Reflections and Why RubyKaigi Matters

Reflecting on my time in Matsuyama, what I notice most about RubyKaigi isn't just the great talks - those you can watch later on YouTube. The unique atmosphere and connections make this conference stand out from any other tech event I've attended.

RubyKaigi is great at bridging what I see as an unnecessarily isolated divide between the European-American Ruby scene and the Japanese one. This isolation creates real challenges for collaboration and, to some extent, leads to Japanese businesses operating separately from the global Ruby ecosystem. Many Japanese developers use RubyKaigi as a rare opportunity to practice their English and connect with the broader community despite their excellent technical writing skills.

I particularly appreciate how the conference keeps a real, technical-friendly vibe rather than feeling commercial. Unlike some conferences dominated by a few large corporate sponsors, RubyKaigi had many smaller sponsors, creating a more diverse and balanced environment. While I noticed fewer Western companies represented at the sponsor booths (Sentry was there, and maybe two others), this actually added to the conference's unique feel.
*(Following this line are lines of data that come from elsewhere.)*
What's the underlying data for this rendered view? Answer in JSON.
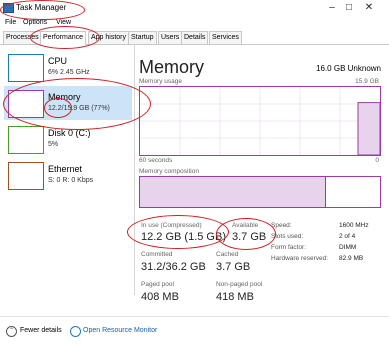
{
  "window": {
    "title": "Task Manager"
  },
  "menu": {
    "file": "File",
    "options": "Options",
    "view": "View"
  },
  "tabs": [
    "Processes",
    "Performance",
    "App history",
    "Startup",
    "Users",
    "Details",
    "Services"
  ],
  "sidebar": {
    "items": [
      {
        "name": "CPU",
        "value": "6% 2.45 GHz",
        "color": "#1a7bc4"
      },
      {
        "name": "Memory",
        "value": "12.2/15.9 GB (77%)",
        "color": "#9b3aa5"
      },
      {
        "name": "Disk 0 (C:)",
        "value": "5%",
        "color": "#4c9a2a"
      },
      {
        "name": "Ethernet",
        "value": "S: 0 R: 0 Kbps",
        "color": "#a3521d"
      }
    ]
  },
  "main": {
    "title": "Memory",
    "memory_type": "16.0 GB Unknown",
    "usage_label": "Memory usage",
    "usage_max": "15.9 GB",
    "usage_level": 0.77,
    "time_left": "60 seconds",
    "time_right": "0",
    "composition_label": "Memory composition",
    "stats": {
      "in_use_label": "In use (Compressed)",
      "in_use_value": "12.2 GB (1.5 GB)",
      "available_label": "Available",
      "available_value": "3.7 GB",
      "committed_label": "Committed",
      "committed_value": "31.2/36.2 GB",
      "cached_label": "Cached",
      "cached_value": "3.7 GB",
      "paged_label": "Paged pool",
      "paged_value": "408 MB",
      "nonpaged_label": "Non-paged pool",
      "nonpaged_value": "418 MB"
    },
    "details": {
      "speed_label": "Speed:",
      "speed_value": "1600 MHz",
      "slots_label": "Slots used:",
      "slots_value": "2 of 4",
      "form_label": "Form factor:",
      "form_value": "DIMM",
      "reserved_label": "Hardware reserved:",
      "reserved_value": "82.9 MB"
    }
  },
  "footer": {
    "fewer_details": "Fewer details",
    "open_monitor": "Open Resource Monitor"
  },
  "colors": {
    "memory_accent": "#9b3aa5",
    "selected_bg": "#cce4f7",
    "annotation_red": "#cf1f1f"
  }
}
The fact that many attendees arrive days early and leave days later makes the event more than just a conference - it becomes something more meaningful. People treat their trip to Japan as part of their vacation and part of their professional development. This extended timeframe allows for deeper connections and more relaxed sightseeing. Matsuyama's calmer atmosphere compared to Tokyo, Osaka, or Sendai adds to this appeal - despite the tourist presence, the scale feels more manageable and peaceful.

From an organizational standpoint, RubyKaigi is in a class of its own. I've never attended another conference so well-organized and thoughtfully executed. It's an amazing event that I highly recommend to anyone wanting technical knowledge and meaningful connections with the global Ruby community. This conference never fails to remind me why I fell in love with Ruby and its community in the first place.

Summary and Final Thoughts

Looking back at my RubyKaigi 2025 experience, I realize how Japan continues to be remarkably generous with opportunities for unexpected connections. Each time I visit, I meet people I would never encounter otherwise - and often, they're not even from the IT world.

In Osaka, at a sake place recommended by fellow conference attendees, I had a memorable two-hour conversation with a retired man in his 70s. Despite his age, he was incredibly sharp and actively attended English school specifically to meet more people from around the world. These encounters show what makes Japan - particularly RubyKaigi - so special.

The conference itself remains the best Ruby event worldwide, not just for its technical content but for its unique ability to bridge communities. Excellent organization, meaningful international connections, and Japan's unique hospitality create an experience far beyond a typical tech conference. Whether cycling the Shimanami Kaido, exploring tiny islands, or simply sharing a beer with developers whose code you use daily, RubyKaigi offers something truly special.

I'm already looking forward to RubyKaigi 2026. If you've never been, start planning now - this conference is worth every mile traveled.